There are other ways to check where a link leads to without clicking it. For example, you can use a tool called Screenshot Machine. As the name suggests, Screenshot Machine takes screenshots of web pages, so all you need to do is copy and paste a suspicious link, and then press Enter.
If you're on a computer, another simple way to check out a link is to simply hover over it with the mouse pointer. This way, you will find out where the link actually goes without clicking it. If you were to do that with the link this threat actor emailed, you would quickly realize that it does not actually lead to Yahoo's sign-in page.
How to Report the Yahoo Mail Upgrade Scam
If you receive an email claiming you need to update your Yahoo account, you can safely assume you're not the only person the scammers are targeting. In fact, it's more than likely thousands of people have received the same fake Yahoo Mail upgrade notice, which is why you should consider filing a report. Here's how to do that.

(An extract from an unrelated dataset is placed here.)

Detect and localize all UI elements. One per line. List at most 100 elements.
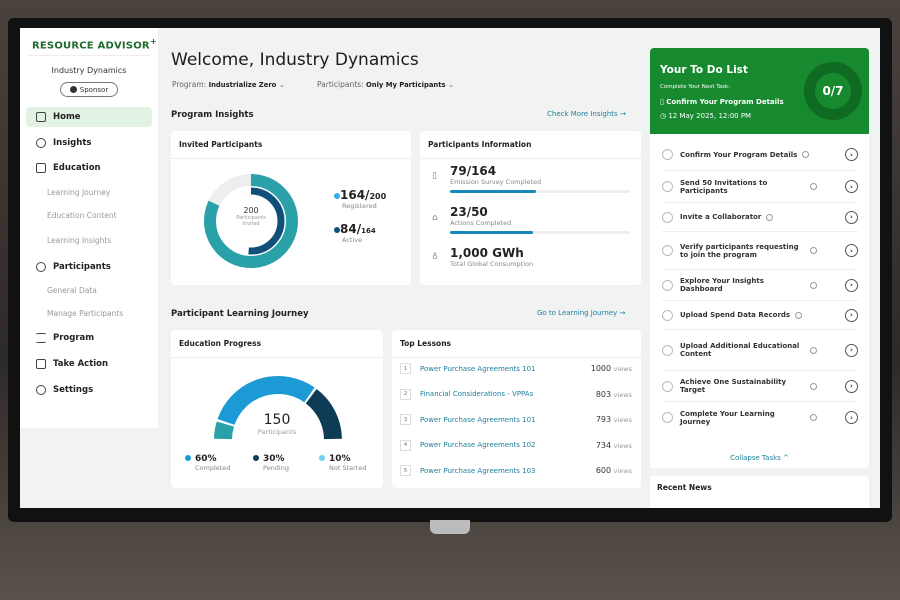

If the scam email came from a Yahoo Mail address, you can report the perpetrator to Yahoo. To do that, visit the Yahoo Help Central, and navigate to "report it to Yahoo directly." Once you click the hyperlinked text, a new page will load, displaying a short form. Fill this out, describe the scam, and make sure you provide the Yahoo ID of the person or account you're reporting (the ID is the part before "@" in their email address).
In case the fake Yahoo Mail upgrade warning came from an address associated with a different provider (e.g. Gmail, Outlook), you can report it by marking it as spam. The "Spam" button will be located right above the message itself, so you should have no issue spotting it. Once the pop-up appears, click the "Report as Spam" button.
And if you have a few spare moments, consider reporting the scammer's website as well. Obviously, you should not visit the page, but you can copy the link and submit a report to a relevant authority; be it a government agency, a hosting provider, or a consumer protection organization.
You should also keep in mind that other email providers, and not just Yahoo, are being targeted with fake upgrade scams. As PC Risk reported in March 2023, these scams have become particularly prevalent in recent years. However, they are all alike, so if you learn how to spot one, you'll probably be able to recognize them all.
Protect Yourself Against Phishing
Phishing attacks may be common, but there are ways to protect yourself from them.
Never click on suspicious links, inspect every link from an unknown email address, always check where an email came from, use two-factor authentication, and have strong anti-malware protection installed on every device you use.
Yahoo Mail is one of the most popular email services out there, and it is relatively safe, just like Gmail, Outlook, and others. Still, if you care about cybersecurity and privacy, you should strongly consider switching to an encrypted email provider.